What the bills would change

SB 915 would require health care facilities to verify and document the identity and agency of any immigration officer who accompanies a patient, ask those officers to step out during medical examinations and patient-care discussions, bar them from making or influencing medical decisions or serving as interpreters, and prohibit blackout policies that register detained patients under aliases. Backers and advocacy partners describe these steps as an attempt to protect patient privacy and clinical judgment while still allowing hospitals to address legitimate safety concerns.

SB 1323 focuses on communication and continuity of care. It would require providers to inform staff and relevant volunteers how to respond when a detained patient asks that family or a designated support person be notified, and would require facilities to post notices explaining visitation and access policies. As outlined by California Pan‑Ethnic Health Network, the measures also call for discharge planning aimed at maintaining continuity of care once patients are returned to detention.

The case that helped push lawmakers

Reporting by KFF Health News highlighted cases in which families and attorneys could not locate hospitalized immigration detainees, including one involving Julio César Peña. Peña was held at a Victorville hospital for nearly two weeks, guarded and reportedly shackled to his bed, while his family and attorneys say they were kept from knowing where he was. He later suffered a seizure and died on Feb. 25, according to the outlet’s reporting. Supporters of SB 915 and SB 1323 cite cases like Peña’s as evidence that hospitals need clearer rules so clinicians can focus on treatment without immigration enforcement shaping what happens at the bedside.

Hospitals push back

The California Hospital Association has told lawmakers it is “opposed unless amended,” arguing that SB 915’s documentation requirements and limits on blackout policies could effectively turn hospital workers into go-betweens with federal officers and introduce new operational or safety risks. In testimony and in press accounts, hospital representatives have urged caution, saying staff should not be expected to police federal agents and warning that the proposed rules might create murky obligations in already tense clinical situations. At the committee hearing, the association’s vice president for state advocacy said the group wants to “ensure the bill strikes the right balance,” a concern that some physician groups and safety officials have echoed.

Where the bills stand now

Both SB 915 and SB 1323 cleared the Senate Health Committee on April 15 and later won approval in the Senate Judiciary Committee on April 21, sending the measures to the Senate Appropriations Committee for fiscal review. Official vote records for SB 915 and SB 1323 are available through California Legislative Information and California Legislative Information. Supporters describe the upcoming Appropriations hearing as the next big hurdle, while hospital groups and some legislators continue to press for amendments addressing day-to-day operations inside facilities.

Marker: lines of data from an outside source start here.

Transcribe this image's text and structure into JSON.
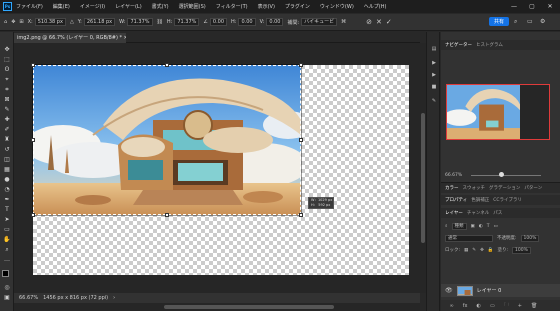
{
  "app": {
    "logo": "Ps",
    "menus": [
      "ファイル(F)",
      "編集(E)",
      "イメージ(I)",
      "レイヤー(L)",
      "書式(Y)",
      "選択範囲(S)",
      "フィルター(T)",
      "表示(V)",
      "プラグイン",
      "ウィンドウ(W)",
      "ヘルプ(H)"
    ],
    "share_label": "共有",
    "window_controls": [
      "—",
      "▢",
      "✕"
    ]
  },
  "options": {
    "x_label": "X:",
    "x_value": "510.38 px",
    "y_label": "Y:",
    "y_value": "261.18 px",
    "w_label": "W:",
    "w_value": "71.37%",
    "h_label": "H:",
    "h_value": "71.37%",
    "angle_value": "0.00",
    "hskew_label": "H:",
    "hskew_value": "0.00",
    "vskew_label": "V:",
    "vskew_value": "0.00",
    "interp_label": "補間:",
    "interp_value": "バイキュービ"
  },
  "document": {
    "tab_label": "img2.png @ 66.7% (レイヤー 0, RGB/8#) *"
  },
  "tooltip": {
    "line1": "W：1029 px",
    "line2": "H：  592 px"
  },
  "status": {
    "zoom": "66.67%",
    "doc_info": "1456 px x 816 px (72 ppi)"
  },
  "panels": {
    "top_tabs": [
      "ナビゲーター",
      "ヒストグラム"
    ],
    "nav_zoom": "66.67%",
    "color_tabs": [
      "カラー",
      "スウォッチ",
      "グラデーション",
      "パターン"
    ],
    "prop_tabs": [
      "プロパティ",
      "色調補正",
      "CCライブラリ"
    ],
    "layer_tabs": [
      "レイヤー",
      "チャンネル",
      "パス"
    ],
    "search_kind": "種類",
    "blend_mode": "通常",
    "opacity_label": "不透明度:",
    "opacity_value": "100%",
    "lock_label": "ロック:",
    "fill_label": "塗り:",
    "fill_value": "100%",
    "layer_name": "レイヤー 0",
    "bottom_icons": [
      "∞",
      "fx",
      "◐",
      "▭",
      "🗀",
      "+",
      "🗑"
    ]
  },
  "colors": {
    "accent": "#1473e6",
    "selection": "#ffffff",
    "nav_frame": "#e03b3b"
  }
}
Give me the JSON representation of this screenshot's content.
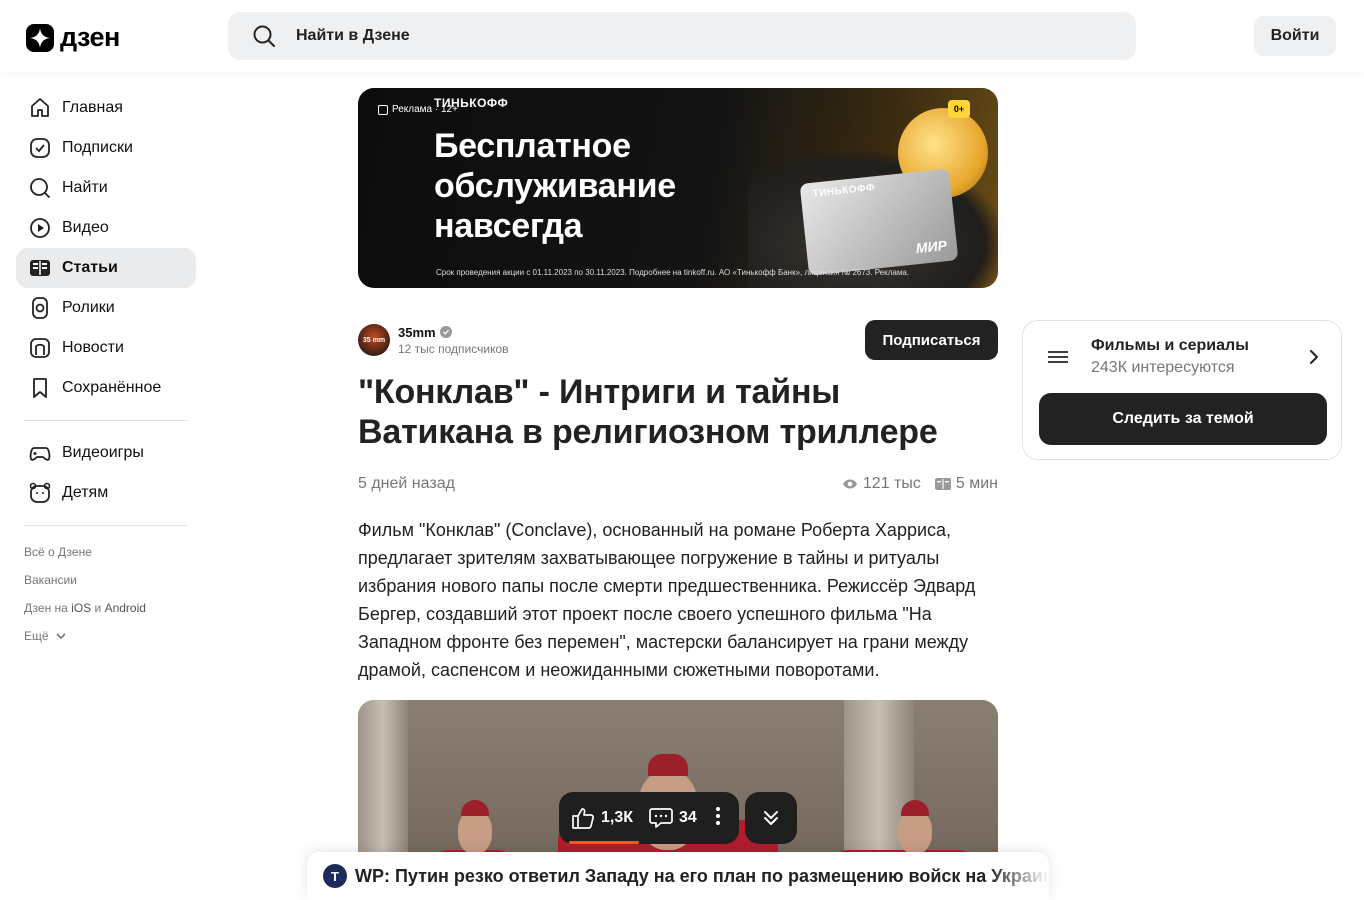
{
  "header": {
    "logo_text": "дзен",
    "search_placeholder": "Найти в Дзене",
    "login_label": "Войти"
  },
  "sidebar": {
    "items": [
      {
        "label": "Главная",
        "icon": "home-icon"
      },
      {
        "label": "Подписки",
        "icon": "subscriptions-icon"
      },
      {
        "label": "Найти",
        "icon": "search-icon"
      },
      {
        "label": "Видео",
        "icon": "video-icon"
      },
      {
        "label": "Статьи",
        "icon": "articles-icon",
        "active": true
      },
      {
        "label": "Ролики",
        "icon": "shorts-icon"
      },
      {
        "label": "Новости",
        "icon": "news-icon"
      },
      {
        "label": "Сохранённое",
        "icon": "bookmark-icon"
      }
    ],
    "items2": [
      {
        "label": "Видеоигры",
        "icon": "gamepad-icon"
      },
      {
        "label": "Детям",
        "icon": "kids-icon"
      }
    ],
    "footer": {
      "about": "Всё о Дзене",
      "jobs": "Вакансии",
      "apps_prefix": "Дзен на ",
      "ios": "iOS",
      "and": " и ",
      "android": "Android",
      "more": "Ещё"
    }
  },
  "ad": {
    "label": "Реклама · 12+",
    "brand": "ТИНЬКОФФ",
    "age": "0+",
    "headline": "Бесплатное обслуживание навсегда",
    "card_brand": "ТИНЬКОФФ",
    "card_mir": "МИР",
    "legal": "Срок проведения акции с 01.11.2023 по 30.11.2023. Подробнее на tinkoff.ru. АО «Тинькофф Банк», лицензия № 2673. Реклама."
  },
  "article": {
    "author": {
      "avatar_text": "35 mm",
      "name": "35mm",
      "subscribers": "12 тыс подписчиков",
      "subscribe_label": "Подписаться"
    },
    "title": "\"Конклав\" - Интриги и тайны Ватикана в религиозном триллере",
    "date": "5 дней назад",
    "views": "121 тыс",
    "read_time": "5 мин",
    "body": "Фильм \"Конклав\" (Conclave), основанный на романе Роберта Харриса, предлагает зрителям захватывающее погружение в тайны и ритуалы избрания нового папы после смерти предшественника. Режиссёр Эдвард Бергер, создавший этот проект после своего успешного фильма \"На Западном фронте без перемен\", мастерски балансирует на грани между драмой, саспенсом и неожиданными сюжетными поворотами."
  },
  "actions": {
    "likes": "1,3К",
    "comments": "34"
  },
  "news": {
    "source_letter": "Т",
    "text": "WP: Путин резко ответил Западу на его план по размещению войск на Украине"
  },
  "topic": {
    "title": "Фильмы и сериалы",
    "count": "243К интересуются",
    "follow_label": "Следить за темой"
  },
  "colors": {
    "accent_dark": "#222222",
    "like_progress": "#f25b23",
    "active_nav_bg": "#eaebed"
  }
}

Legal trade-offs and the practical test

Backers portray the bills as closing a loophole left by last year’s patient protections, which did not cover people already in Immigration and Customs Enforcement custody. Critics counter that requiring staff to document officers and ask them to leave exam rooms could trigger tense confrontations, delay care, or escalate conflicts in high-stress situations.

Sen. Menjivar has argued that “these are actions that have no place in health care, and it is a clear violation of the patients' rights,” framing the legislation as a patient-safety measure rather than an immigration fight. The Senate Appropriations Committee will decide whether the proposals advance to the Senate floor, where any approved versions would still need final votes in both chambers and the governor’s signature before becoming law.